Uniting Nations and Peoples: Native American Arts and Cultural Festival

Uniting Nations and Peoples: Native American Arts and Cultural Festival

In contrast to the gray, cold and blistery Saturday afternoon of October 27, the Sanford Field House was filled with cheery warmth and spirit as Native American Heritage Month began.

The annual Native American Arts and Culture Festival brought a wide variety of Native people and their respective crafts to Colgate University to promote understanding and to educate students, faculty and families from the surrounding area about modern Native American arts and culture.

This festival, sponsored and organized by the Longyear Museum and the Native American Studies Program, was composed of over forty Native artists selling their crafts and displaying their skills. The Festival also provided activities and crafts for children, samplings of Native foods, performances by a Native American Storyteller and numerous art demonstrations throughout the day.

“It was very interesting to see how the lacrosse sticks are made,” first-year Rachael Million-Perez said. “The tools for creating the sticks are very simple, as are the materials from which it is crafted, but the skills required to create a stick are just as intricate as those required by a painter. It was wonderful to see first hand how the artist uses his talent and skill.”

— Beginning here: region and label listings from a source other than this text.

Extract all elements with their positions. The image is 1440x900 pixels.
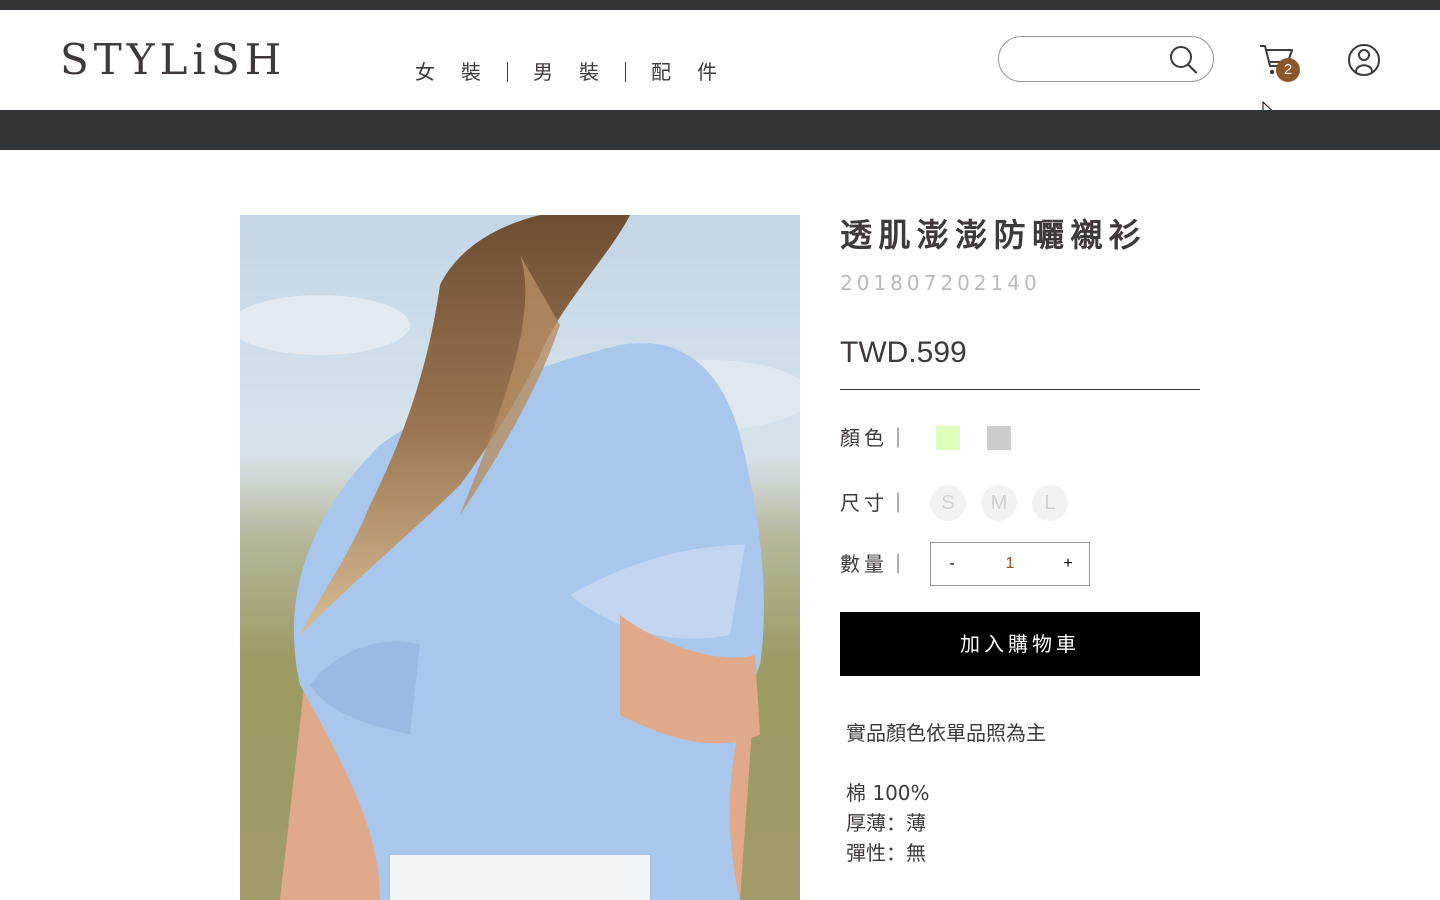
note-line: 棉 100% — [846, 781, 930, 805]
nav-item-accessories[interactable]: 配件 — [636, 58, 743, 86]
note-spacer — [846, 748, 1046, 778]
product-detail: 透肌澎澎防曬襯衫 201807202140 TWD.599 顏色｜ 尺寸｜ S … — [840, 215, 1200, 865]
nav-item-men[interactable]: 男裝 — [518, 58, 625, 86]
size-row: 尺寸｜ S M L — [840, 485, 1083, 521]
quantity-increase-button[interactable]: + — [1061, 555, 1075, 573]
quantity-value[interactable]: 1 — [990, 555, 1030, 573]
quantity-decrease-button[interactable]: - — [945, 555, 959, 573]
note-line: 厚薄：薄 — [846, 811, 926, 835]
search-input[interactable] — [1019, 47, 1159, 71]
cart-count-badge: 2 — [1276, 58, 1300, 82]
add-to-cart-button[interactable]: 加入購物車 — [840, 612, 1200, 676]
nav-item-women[interactable]: 女裝 — [400, 58, 507, 86]
header-band — [0, 110, 1440, 150]
product-notes: 實品顏色依單品照為主 棉 100% 厚薄：薄 彈性：無 — [846, 718, 1046, 868]
search-icon[interactable] — [1167, 44, 1199, 76]
color-swatch-gray[interactable] — [987, 426, 1011, 450]
product-price: TWD.599 — [840, 335, 1200, 390]
member-button[interactable] — [1346, 42, 1382, 78]
product-title: 透肌澎澎防曬襯衫 — [840, 216, 1148, 254]
product-main-image — [240, 215, 800, 900]
note-line: 實品顏色依單品照為主 — [846, 721, 1046, 745]
site-logo[interactable]: STYLiSH — [60, 36, 286, 84]
quantity-row: 數量｜ - 1 + — [840, 542, 1090, 586]
color-swatch-green[interactable] — [936, 426, 960, 450]
search-box — [998, 36, 1214, 82]
color-row: 顏色｜ — [840, 426, 1032, 450]
size-label: 尺寸｜ — [840, 491, 912, 515]
size-option-s[interactable]: S — [930, 485, 966, 521]
top-stripe — [0, 0, 1440, 10]
quantity-label: 數量｜ — [840, 552, 912, 576]
note-line: 彈性：無 — [846, 841, 926, 865]
nav-divider — [625, 62, 626, 82]
color-label: 顏色｜ — [840, 426, 912, 450]
user-icon — [1348, 44, 1380, 76]
size-option-m[interactable]: M — [981, 485, 1017, 521]
size-option-l[interactable]: L — [1032, 485, 1068, 521]
site-header: STYLiSH 女裝 男裝 配件 2 — [0, 10, 1440, 110]
cart-button[interactable]: 2 — [1258, 42, 1302, 86]
quantity-stepper: - 1 + — [930, 542, 1090, 586]
main-nav: 女裝 男裝 配件 — [400, 58, 743, 86]
nav-divider — [507, 62, 508, 82]
product-sku: 201807202140 — [840, 271, 1041, 295]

In addition to all the craftspeople filling the Field House and their respective crafts were performers sharing their culture through dance and music. Among such notable performances as the Haudenosunee Singers and Dancers, Ike Hopper and Corn Bred was Inca Son, a group that performs the music and dance of the Andes. Inca Son has won numerous awards and distinctions over the years for their work and has even performed at the 2002 Winter Olympics. These performances all exemplified Native culture and greatly added to the overall learning experience.

“My favorite performance was probably the traditional Andean music group, Inca Son,” senor and Treasurer of the Native American Student Association Stephanie Tubman said.

“Considering that resume, we should be honored to have had them at Colgate. I had never heard them before this weekend. All the musical artists at the festival were great, but Inca Son’s performance especially had a powerfully moving, mysterious, and positive energy about it,” he said.

A great part of any culture is its food, and Native American cultures are no different. The festival was filled with delicious examples of Native foods for all to enjoy. Even before the Field House came into view, the smell of local Iroquois and Haudensaunee foods could be caught on the wind to tempt the festival-goers.

“There are several goals of the Native American Arts & Culture Festival: to kick off the celebration of Native American Heritage month (November) with a Native American presence on the Colgate campus; to bring Native Americans and non-Indians together in an environment that fosters mutual understanding; to provide an opportunity for learning about contemporary Native people and their arts and culture,”Carol Ann Lorenz said.

Lorenz is the senior curator of the Longyear Museum of Anthropology and a lecturer in Art & Art History, Native American Studies, Africana & Latin American Studies and Sociology & Anthropology.

All the hard work is worth it in the end after a successful Festival in which Native Americans and non-Natives come together to learn and teach one another.